Produce both human-readable and machine-readable outputs:

# For developers
linkml-data-qc data/ -s schema.yaml -t Disease -f text

# For downstream tools
linkml-data-qc data/ -s schema.yaml -t Disease -f json -o report.json

# For spreadsheet analysis
linkml-data-qc data/ -s schema.yaml -t Disease -f csv -o report.csv

4. Separate Release Checks

Use stricter thresholds for releases:

# For PRs
- name: PR quality check
  run: linkml-data-qc data/ -s schema.yaml -t Disease --min-compliance 60

# For releases
- name: Release quality check
  if: startsWith(github.ref, 'refs/tags/')
  run: linkml-data-qc data/ -s schema.yaml -t Disease --min-compliance 80

Troubleshooting

"compliance below threshold" error

Your data doesn't meet the minimum compliance requirement.
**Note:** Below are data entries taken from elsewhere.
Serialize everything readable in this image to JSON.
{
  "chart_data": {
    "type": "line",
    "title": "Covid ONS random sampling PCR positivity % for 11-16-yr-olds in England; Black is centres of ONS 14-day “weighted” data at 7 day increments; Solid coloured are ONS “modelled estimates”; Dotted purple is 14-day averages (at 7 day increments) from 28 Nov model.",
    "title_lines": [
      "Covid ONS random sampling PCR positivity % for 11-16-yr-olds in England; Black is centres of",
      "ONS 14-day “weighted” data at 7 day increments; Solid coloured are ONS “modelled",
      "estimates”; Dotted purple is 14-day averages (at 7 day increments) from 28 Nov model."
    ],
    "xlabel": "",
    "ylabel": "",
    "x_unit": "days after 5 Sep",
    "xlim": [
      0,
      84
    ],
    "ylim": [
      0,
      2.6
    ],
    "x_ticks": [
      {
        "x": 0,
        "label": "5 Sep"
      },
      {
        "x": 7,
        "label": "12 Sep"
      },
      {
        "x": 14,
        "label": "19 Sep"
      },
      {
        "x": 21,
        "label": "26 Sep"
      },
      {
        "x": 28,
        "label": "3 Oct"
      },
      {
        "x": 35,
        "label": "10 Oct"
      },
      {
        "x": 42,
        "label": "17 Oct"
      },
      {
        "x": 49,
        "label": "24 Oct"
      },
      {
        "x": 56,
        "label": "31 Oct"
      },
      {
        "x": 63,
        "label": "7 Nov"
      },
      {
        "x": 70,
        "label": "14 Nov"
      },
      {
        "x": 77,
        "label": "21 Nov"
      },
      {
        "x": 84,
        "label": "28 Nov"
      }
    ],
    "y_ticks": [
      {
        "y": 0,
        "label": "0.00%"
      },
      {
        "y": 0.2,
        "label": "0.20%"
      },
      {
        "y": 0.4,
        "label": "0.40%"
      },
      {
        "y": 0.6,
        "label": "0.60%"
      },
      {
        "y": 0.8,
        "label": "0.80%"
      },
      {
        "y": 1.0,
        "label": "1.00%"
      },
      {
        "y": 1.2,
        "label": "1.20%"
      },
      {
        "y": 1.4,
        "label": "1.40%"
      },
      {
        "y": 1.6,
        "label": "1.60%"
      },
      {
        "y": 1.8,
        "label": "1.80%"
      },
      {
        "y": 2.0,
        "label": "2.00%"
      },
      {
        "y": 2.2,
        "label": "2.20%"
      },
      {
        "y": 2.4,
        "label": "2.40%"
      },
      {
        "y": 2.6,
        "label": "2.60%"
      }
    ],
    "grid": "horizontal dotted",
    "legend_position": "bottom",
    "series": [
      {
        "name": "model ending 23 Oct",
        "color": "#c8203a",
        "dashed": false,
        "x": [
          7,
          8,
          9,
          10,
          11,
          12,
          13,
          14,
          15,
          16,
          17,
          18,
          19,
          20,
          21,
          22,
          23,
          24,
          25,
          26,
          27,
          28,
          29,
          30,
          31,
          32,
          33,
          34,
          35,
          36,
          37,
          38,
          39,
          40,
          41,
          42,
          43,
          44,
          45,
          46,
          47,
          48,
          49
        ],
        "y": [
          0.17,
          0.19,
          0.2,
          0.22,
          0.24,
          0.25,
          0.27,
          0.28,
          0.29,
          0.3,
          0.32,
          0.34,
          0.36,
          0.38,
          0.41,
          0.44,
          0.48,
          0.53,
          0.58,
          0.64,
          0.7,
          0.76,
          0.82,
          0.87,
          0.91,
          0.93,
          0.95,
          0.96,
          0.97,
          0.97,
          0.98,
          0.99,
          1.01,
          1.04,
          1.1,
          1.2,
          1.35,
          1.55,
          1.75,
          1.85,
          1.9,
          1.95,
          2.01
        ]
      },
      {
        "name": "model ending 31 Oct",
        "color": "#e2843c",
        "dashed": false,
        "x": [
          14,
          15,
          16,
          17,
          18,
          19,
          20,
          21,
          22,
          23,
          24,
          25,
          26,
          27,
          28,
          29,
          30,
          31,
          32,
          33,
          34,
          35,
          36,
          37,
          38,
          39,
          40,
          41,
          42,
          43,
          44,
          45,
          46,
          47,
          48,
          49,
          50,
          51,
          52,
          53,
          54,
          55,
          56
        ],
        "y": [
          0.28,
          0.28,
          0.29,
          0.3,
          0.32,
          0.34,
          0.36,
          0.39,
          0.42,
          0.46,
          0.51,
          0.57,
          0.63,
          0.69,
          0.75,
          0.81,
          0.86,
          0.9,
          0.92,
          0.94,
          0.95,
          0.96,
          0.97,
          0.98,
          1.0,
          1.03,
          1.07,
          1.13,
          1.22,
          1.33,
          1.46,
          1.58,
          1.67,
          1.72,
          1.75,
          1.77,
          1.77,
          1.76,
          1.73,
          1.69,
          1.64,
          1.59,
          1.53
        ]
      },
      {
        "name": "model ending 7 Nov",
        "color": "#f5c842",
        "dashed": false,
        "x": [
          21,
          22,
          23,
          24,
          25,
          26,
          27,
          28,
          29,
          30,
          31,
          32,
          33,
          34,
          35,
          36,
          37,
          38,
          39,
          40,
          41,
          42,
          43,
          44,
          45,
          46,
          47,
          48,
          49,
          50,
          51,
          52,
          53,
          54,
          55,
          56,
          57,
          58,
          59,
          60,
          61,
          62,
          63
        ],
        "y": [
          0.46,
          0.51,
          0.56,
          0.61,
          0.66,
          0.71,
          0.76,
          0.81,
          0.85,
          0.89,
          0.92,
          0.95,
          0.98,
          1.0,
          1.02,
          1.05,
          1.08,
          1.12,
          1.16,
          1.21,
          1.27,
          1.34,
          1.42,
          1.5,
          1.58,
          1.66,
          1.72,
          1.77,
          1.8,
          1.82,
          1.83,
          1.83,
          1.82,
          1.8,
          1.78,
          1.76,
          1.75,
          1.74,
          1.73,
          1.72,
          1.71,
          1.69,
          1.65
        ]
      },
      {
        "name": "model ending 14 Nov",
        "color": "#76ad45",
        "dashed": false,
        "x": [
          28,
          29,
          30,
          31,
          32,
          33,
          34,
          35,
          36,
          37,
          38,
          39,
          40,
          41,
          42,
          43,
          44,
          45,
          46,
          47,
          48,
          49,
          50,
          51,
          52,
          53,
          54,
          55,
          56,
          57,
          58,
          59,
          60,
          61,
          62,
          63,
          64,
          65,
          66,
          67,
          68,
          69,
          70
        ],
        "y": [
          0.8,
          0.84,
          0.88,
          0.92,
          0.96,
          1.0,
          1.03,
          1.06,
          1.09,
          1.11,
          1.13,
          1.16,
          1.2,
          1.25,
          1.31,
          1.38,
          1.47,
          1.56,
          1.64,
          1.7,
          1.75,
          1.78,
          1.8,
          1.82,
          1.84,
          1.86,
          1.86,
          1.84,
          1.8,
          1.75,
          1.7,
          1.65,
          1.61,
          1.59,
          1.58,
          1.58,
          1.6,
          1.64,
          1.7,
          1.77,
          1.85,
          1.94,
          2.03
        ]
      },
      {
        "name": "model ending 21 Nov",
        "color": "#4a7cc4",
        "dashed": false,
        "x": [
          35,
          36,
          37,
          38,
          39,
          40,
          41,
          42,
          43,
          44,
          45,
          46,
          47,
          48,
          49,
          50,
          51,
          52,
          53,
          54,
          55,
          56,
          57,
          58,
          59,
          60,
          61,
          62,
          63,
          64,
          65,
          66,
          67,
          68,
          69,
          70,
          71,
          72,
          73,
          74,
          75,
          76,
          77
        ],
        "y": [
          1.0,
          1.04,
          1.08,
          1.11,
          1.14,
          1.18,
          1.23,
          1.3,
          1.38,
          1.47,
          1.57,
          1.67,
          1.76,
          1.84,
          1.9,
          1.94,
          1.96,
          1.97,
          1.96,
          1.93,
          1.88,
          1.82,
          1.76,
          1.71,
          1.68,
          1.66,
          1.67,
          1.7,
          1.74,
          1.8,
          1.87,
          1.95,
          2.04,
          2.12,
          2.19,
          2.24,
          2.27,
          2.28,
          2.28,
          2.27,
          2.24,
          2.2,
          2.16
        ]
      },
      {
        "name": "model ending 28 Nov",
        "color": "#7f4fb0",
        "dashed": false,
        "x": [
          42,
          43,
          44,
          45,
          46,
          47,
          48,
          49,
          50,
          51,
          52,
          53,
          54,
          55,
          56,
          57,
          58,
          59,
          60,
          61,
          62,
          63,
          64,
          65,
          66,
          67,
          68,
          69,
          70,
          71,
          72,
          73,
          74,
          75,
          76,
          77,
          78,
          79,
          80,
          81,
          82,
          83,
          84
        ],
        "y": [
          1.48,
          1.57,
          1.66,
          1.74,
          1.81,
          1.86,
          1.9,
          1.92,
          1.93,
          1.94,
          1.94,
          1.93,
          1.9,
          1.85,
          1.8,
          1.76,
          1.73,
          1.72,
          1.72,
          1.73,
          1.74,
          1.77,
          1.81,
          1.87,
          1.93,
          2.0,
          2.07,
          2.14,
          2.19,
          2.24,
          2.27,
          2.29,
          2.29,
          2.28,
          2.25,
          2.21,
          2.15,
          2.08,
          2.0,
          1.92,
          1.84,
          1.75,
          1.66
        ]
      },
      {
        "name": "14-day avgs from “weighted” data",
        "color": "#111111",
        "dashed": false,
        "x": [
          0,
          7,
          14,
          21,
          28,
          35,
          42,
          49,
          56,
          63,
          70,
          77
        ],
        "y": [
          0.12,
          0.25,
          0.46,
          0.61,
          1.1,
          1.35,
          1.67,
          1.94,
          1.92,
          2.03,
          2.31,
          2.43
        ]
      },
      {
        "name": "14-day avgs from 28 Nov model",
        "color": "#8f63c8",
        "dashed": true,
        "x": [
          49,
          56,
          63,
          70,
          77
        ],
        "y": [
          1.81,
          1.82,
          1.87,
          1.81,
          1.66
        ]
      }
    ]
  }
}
Options:

  1. Lower the threshold temporarily
  2. Add missing recommended fields to your data
  3. Investigate which specific fields are missing with -f text output

"threshold violations" error

Specific slots are below their configured thresholds. Check the output for details:

linkml-data-qc data/ -s schema.yaml -t Disease -c config.yaml -f text

Look for the "Threshold Violations" section in the output.